In 1900, like Clarence Bean and Annie Bean, Walter, Luella and their
infant son, Everett lived with Walter's
parents, Norman and Stella.
In 1910, Stella had died and the younger Williams' had added three
more children to the household, Erwin, Herbert and Stella ( named
after her grandmother). In 1920, Norman is still part of the family,
several more children have been born, and two (George and Roger) have
died. The last child, an infant at the time of Luella's death, was
named after his grandfather. Eva, the youngest girl, was 3 years old
when her mother died.
Walter raised all
of the kids himself. He never remarried. The kids stayed with him
until they were quite old. Norman, the youngest, never married and
always lived on the farm. Everett lived with his father until he was
31, then disappears from all record. Erwin married Marion Smith in
1931 and they were divorced by 1935. Herbert had a wife, Beulah, and
a daughter Patricia. It seems that they had a happy life. Patricia
died very recently. In 1933 Stella married a Wilfred Longwood, who
had already been married and divorced. At 19, he married a 14 year
old girl who divorced him 3 years later citing extreme cruelty.
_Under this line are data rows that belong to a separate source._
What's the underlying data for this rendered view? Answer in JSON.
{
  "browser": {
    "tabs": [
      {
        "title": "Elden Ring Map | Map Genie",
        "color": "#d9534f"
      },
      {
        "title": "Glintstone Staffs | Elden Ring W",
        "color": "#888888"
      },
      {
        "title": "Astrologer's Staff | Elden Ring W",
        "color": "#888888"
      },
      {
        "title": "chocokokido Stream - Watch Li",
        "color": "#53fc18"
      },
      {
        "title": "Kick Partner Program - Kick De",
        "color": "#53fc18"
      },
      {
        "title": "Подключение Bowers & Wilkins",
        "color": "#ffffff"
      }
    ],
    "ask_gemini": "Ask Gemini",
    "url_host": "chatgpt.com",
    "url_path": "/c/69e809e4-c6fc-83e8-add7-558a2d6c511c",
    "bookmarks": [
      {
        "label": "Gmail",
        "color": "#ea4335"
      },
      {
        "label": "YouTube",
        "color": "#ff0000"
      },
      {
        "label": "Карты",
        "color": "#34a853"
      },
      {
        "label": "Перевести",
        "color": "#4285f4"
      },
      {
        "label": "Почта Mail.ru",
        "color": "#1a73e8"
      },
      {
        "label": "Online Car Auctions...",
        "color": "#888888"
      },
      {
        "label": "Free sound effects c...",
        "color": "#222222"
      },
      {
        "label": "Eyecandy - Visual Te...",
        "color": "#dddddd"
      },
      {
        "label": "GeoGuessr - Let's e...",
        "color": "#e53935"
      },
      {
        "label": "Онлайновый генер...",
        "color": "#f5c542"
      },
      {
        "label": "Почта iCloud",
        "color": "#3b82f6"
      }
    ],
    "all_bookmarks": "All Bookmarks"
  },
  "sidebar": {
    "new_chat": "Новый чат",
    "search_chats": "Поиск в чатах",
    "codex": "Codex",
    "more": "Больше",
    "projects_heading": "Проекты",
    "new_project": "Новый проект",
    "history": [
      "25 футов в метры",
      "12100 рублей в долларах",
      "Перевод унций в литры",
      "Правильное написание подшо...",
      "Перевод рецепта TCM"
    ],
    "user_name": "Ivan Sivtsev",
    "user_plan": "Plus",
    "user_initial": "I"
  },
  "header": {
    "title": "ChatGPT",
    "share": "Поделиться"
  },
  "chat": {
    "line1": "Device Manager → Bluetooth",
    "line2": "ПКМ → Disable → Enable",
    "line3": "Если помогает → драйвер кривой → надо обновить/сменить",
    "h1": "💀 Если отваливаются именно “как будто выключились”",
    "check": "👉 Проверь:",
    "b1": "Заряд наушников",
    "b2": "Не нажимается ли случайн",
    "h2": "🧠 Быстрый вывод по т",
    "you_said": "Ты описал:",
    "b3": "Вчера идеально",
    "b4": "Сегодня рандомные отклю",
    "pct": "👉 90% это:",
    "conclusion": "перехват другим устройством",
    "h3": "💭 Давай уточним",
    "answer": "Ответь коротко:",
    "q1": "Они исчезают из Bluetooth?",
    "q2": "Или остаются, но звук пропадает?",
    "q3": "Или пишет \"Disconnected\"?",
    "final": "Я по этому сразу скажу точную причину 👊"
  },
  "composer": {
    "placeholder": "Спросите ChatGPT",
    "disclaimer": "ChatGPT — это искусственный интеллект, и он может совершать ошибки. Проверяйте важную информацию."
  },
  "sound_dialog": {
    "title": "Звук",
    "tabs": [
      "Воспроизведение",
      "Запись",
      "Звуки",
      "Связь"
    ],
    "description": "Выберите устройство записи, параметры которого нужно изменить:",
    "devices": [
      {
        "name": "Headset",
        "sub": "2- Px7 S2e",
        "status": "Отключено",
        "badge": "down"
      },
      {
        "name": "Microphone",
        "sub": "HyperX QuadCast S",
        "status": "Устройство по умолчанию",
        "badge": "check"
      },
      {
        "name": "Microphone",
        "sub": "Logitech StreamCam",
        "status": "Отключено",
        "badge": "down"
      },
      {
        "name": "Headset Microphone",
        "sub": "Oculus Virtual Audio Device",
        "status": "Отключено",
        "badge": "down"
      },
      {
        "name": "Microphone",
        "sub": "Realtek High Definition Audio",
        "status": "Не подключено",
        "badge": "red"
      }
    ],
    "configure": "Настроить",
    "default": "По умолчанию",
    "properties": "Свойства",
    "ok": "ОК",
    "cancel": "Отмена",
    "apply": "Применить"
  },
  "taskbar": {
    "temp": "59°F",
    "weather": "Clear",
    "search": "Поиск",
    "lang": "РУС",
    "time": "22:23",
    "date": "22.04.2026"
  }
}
Stella disappears from the record after her marriage to Wilfred.
There are a couple of mentions of a Wilfred Longwood who could be the
same person. It would be interesting to speculate, but since I'm not
sure, I guess Wilfred and Stella are lost to history. Eva died in
Hartland at age 99 in 2014. She is listed in the Hartland vital
statistics at Eva Williams-Wolfshire, but I can't find an obituary or
any other information.
My point in writing about these Spanish Influenza victims was to put a face and a story to what seems like dry statistics. Of course, two or three families do not constitute sociological research. However, many articles mention the social disruption the epidemic caused. Frank and Juliaetta Smith lost their only child. Annie Bean left two sons. Both married unhappily and divorced. Walter Williams raised seven children by himself after Luella died. Of all seven children, only one had a happy marriage. There is some reason to believe that several of the children married people who were sketchy at best, and maybe even violent or criminally ill. Some of the unsettled aspects of their adult lives could have been caused by the traumas caused by the death of their mother, and the difficulties of raising children in a single parent home during the early 1900's.